Portraits for dialogues
by Eleonora Caracciolo di Torchiarolo, ph. Nicola Gnesi
Nicola Gnesi first put his eyes to a lens at eighteen years of age on the beaches of Versilia. It was his father’s camera from whom he learnt some technical notions, and with film. Twenty films a week. 720 shots and stop. This is what the editorial staff at Il Giornale gave him. It seems incredible if we think that, nowadays, with digital photography, we take a few thousands in a few hours. “Photos were taken at 10 o’clock in the morning and you had no idea of what the photo was like until 5pm when it was developed. And it had to be the right one”, Nicola remembers. Then America came. And with it, some closed doors. “I did not make my dream come true in America, but I found it”, he declares, meaning that the American period helped him to realize what his aims were. It took some more time to make them come true, other slammed doors and lots of film rolls.

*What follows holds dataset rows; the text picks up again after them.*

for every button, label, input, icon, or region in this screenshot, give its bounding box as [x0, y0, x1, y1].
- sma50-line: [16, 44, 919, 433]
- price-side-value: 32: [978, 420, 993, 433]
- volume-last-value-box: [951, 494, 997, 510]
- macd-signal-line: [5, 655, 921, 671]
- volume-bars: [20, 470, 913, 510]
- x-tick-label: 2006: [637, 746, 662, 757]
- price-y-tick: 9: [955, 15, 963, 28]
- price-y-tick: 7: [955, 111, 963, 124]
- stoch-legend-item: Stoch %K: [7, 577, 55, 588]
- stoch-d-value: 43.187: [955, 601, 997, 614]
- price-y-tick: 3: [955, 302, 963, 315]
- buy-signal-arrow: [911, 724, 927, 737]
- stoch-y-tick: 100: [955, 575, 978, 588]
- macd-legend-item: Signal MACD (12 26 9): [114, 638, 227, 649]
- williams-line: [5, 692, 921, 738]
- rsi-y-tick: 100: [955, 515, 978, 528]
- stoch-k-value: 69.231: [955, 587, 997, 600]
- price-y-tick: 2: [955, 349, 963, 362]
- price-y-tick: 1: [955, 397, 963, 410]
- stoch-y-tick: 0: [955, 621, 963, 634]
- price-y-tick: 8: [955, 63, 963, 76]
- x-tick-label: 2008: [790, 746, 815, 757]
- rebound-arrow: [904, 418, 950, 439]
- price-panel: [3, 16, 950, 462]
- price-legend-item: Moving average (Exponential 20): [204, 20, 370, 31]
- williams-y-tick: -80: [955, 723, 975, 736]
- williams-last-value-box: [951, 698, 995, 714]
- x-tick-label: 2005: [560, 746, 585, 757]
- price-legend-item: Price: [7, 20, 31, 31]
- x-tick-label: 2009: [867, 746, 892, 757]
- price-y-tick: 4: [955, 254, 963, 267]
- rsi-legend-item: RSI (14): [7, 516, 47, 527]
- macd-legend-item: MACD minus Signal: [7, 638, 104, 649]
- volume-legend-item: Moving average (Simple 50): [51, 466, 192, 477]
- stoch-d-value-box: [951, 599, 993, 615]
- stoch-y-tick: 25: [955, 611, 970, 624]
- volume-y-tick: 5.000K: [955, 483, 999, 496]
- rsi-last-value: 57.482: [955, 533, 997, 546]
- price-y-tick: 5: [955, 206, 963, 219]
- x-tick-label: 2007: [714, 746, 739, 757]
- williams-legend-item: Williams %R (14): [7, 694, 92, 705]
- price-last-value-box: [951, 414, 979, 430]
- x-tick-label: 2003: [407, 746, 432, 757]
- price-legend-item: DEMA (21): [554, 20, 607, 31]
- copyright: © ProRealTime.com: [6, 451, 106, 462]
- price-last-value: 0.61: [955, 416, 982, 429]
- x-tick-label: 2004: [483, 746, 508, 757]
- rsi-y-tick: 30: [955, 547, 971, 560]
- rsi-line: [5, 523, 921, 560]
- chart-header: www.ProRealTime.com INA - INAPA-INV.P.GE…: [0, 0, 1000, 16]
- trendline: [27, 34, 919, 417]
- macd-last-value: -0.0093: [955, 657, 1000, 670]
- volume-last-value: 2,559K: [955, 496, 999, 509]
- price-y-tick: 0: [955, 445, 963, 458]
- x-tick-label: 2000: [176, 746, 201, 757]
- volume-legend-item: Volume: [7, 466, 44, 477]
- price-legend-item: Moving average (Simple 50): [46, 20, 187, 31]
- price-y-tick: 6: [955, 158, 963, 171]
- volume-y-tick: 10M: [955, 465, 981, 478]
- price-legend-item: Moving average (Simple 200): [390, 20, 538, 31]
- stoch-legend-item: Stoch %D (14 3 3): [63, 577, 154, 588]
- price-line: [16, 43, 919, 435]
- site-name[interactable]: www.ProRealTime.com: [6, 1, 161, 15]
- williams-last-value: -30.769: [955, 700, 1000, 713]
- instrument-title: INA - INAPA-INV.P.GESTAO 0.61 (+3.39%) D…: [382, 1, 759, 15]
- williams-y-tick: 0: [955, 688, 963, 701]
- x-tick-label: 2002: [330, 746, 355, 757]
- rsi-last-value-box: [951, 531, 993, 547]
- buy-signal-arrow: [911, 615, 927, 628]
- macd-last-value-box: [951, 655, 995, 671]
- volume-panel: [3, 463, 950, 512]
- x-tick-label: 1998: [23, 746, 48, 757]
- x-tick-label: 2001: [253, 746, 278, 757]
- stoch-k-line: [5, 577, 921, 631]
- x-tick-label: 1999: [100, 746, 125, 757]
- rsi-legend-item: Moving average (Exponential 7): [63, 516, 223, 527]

Not only. Although he grew up surrounded by art, it was at the great American museums, with their impeccable publications which Nicola leafed through again and again, that made him think that his road could be that of art photography. A form of art in art. Confirmation arrives once back in Italy when one of his masters pushes him in exactly that direction. “I started to offer artists my photos for free: I used to go to their studios – something I adored and still adore doing – I shot and gave them the photos. If they liked them, they knew where to find me and ask me to do a real job”. The stratagem worked and Nicola is today amongst the most appreciated and acknowledged art photographers. Sculpture photos are those which fulfil him most and let him express his point of view, as well as that of the artist: “Reproduction photography, the one which portrays a painting on the wall, for example, takes lots of technique and you must be very clever. But when you shoot a sculpture, you must understand it, interpret it, turn around it, try to find a sense and find a way to communicate it”. Going to ateliers, frequenting artists in their daily life, handling their tools, witness their small quirks leads him, however, also on another road, more authorial, that of portraits. “I like taking portraits because it enables me to go out from my comfort zone, from what I know and what I am sure I know how to do”, the photographer explains. The insecurities of who is in front of the lens are the same of those who are behind them, at least in the case of Nicola. A portrait is fruit of a relationship, which can be very short because sometimes you only have a few minutes at your disposal, or it can linger on for some days and in a relationship, you get involved even if you are the photographer and you lead the game. “Being weak is the best way to do art”, says Nicola quoting Damien Hirst. And with portraits Nicola gets into trouble, he looks for difficulties. “How do you look for them?” I ask him. “By not following esthetics at all costs. But looking for the truth”.